Sabarmati Gas Limited: Challeges of Marketing Natural Gas

Sanjay Kumar Kar, Piyush Kumar Sinha and Saurabh Mishra

This case is set in June 2012 and brings out many operational issues and challenges faced by the management of Sabarkantha Gas Limited (SGL) to efficiently, effectively, and profitably market natural gas in Mehesana, Sabarkantha, and Gandhinagar districts of Gujarat, India. The company has been able to achieve some degree of success with its growing customer base, volume, and profitability. The business environment seems to be rapidly changing and SGL acknowledging the intensive competition in the near future, especially after the expiry of marketing exclusivity as granted by the regulatory body. Currently the company operates in small geographical territories but has the opportunity to expand. For SGL economies of scale seems to be a big challenge. In India the markets of some competing fuels are either artificially underpriced/subsidized and are cheap without considering of environmental externalities. Marketing natural gas was found to be a challenging task. The company also faces emerging challenges like managing customer perception, customer acquisition and retention, price volatility, customer adoption cycle, and meeting customer expectations.  Efficient management of such challenges could mitigate some of the business risks and improve the top-line and bottom-line. The opportunity of resolving pressing issues faced by SGL would keep the readers interested and allow them to test their knowledge on marketing and commercial strategy along with other functional strategies.

Distribution Strategy of a Global Firm in an Emerging Market: The Case of 3M India

Debasis Pradhan and Niladri Kundu

3M had an entire portfolio of Personal Protective Equipment (PPE) targeted at the large industrial customers. These were high priced, premium quality products which 3M India enjoyed a dominant market share in this segment. The demand for such products was facilitated by the fact that big clients were more aware of the Occupational Health and Environmental Safety (OHES) implications at the workplace.

3M traditionally capitalized on its business strategy of differentiation. This helped it charge a premium on its products to its customers. Having catered to large industrial customers since its entry into the Indian market, 3M had developed its marketing channel to improve its revenues from this target segment.

With economic liberalization, the smaller B2B customers who belonged to the small and medium-sized enterprise (SME) category also became aware of OHES. This segment was very price conscious and did not have preference for any brand.

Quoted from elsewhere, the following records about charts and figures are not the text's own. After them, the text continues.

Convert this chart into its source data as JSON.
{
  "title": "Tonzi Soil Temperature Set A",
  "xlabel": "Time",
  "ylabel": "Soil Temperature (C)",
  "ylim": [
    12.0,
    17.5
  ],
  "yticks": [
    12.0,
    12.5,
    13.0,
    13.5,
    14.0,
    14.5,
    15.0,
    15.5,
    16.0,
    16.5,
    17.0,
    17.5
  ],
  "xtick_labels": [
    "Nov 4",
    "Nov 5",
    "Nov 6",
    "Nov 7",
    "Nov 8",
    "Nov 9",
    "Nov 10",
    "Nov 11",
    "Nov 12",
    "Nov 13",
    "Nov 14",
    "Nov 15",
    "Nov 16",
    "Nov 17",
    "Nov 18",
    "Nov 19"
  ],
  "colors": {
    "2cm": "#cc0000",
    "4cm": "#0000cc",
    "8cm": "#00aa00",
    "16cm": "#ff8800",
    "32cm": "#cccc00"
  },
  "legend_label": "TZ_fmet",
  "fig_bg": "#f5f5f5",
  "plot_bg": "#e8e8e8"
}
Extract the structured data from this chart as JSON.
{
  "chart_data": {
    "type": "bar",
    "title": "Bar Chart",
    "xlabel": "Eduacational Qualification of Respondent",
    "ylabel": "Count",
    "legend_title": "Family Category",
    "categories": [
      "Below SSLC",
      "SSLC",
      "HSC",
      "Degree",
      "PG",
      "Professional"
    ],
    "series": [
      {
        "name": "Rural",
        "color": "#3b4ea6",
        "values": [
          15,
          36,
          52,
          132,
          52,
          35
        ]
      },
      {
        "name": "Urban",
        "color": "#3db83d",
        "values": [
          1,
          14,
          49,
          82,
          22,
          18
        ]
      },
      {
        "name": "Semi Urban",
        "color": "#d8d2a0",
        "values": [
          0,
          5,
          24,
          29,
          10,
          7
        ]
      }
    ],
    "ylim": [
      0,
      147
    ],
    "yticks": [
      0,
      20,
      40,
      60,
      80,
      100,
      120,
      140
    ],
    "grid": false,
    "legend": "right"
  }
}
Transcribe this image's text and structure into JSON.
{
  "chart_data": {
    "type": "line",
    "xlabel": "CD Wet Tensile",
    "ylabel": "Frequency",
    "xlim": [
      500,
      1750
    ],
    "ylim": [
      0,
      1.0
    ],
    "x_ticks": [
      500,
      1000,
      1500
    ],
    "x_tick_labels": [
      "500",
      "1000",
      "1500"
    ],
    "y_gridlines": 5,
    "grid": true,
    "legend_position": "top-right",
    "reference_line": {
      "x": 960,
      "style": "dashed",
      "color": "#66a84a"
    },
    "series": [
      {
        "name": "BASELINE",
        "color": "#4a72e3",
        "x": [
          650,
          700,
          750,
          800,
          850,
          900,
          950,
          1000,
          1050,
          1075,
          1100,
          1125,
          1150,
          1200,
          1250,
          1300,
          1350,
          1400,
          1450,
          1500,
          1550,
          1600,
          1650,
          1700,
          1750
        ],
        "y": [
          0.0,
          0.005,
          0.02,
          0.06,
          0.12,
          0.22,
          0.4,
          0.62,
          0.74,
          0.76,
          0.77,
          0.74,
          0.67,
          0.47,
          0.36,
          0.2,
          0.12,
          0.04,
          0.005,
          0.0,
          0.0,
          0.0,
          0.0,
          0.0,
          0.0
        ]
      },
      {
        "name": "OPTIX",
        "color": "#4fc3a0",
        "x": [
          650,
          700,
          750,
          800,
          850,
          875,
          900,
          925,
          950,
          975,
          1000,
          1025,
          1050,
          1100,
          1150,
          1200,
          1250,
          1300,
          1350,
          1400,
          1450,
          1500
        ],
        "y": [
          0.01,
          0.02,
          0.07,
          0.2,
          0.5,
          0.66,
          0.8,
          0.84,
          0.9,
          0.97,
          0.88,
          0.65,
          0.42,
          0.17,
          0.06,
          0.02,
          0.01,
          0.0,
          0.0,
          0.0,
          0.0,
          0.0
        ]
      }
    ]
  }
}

PPE was another overhead for them and they would opt for any product that addressed the safety concerns and at the same time keep costs down. In order to build a presence among them, it was necessary to build a intensive distribution network with a strong sales force. Ubiquity of the brand was essential to gain market share. Another important consideration was competitive pricing compared to prices to the existing players. Both the factors together were expected to help 3M consolidate its position as a supplier of PPE for this segment.

3M had never been a player on the price front. The price war that 3M had to constantly indulge in while targeting the SME segment was not its forte. The decision on whether to go for a comprehensive rollout was itself questionable. Introducing low price products in the Indian market would lead to connabilisation of the high end PPE. A pertinent question was how much of this inevitable cannibalization would be acceptable without impacting the revenues.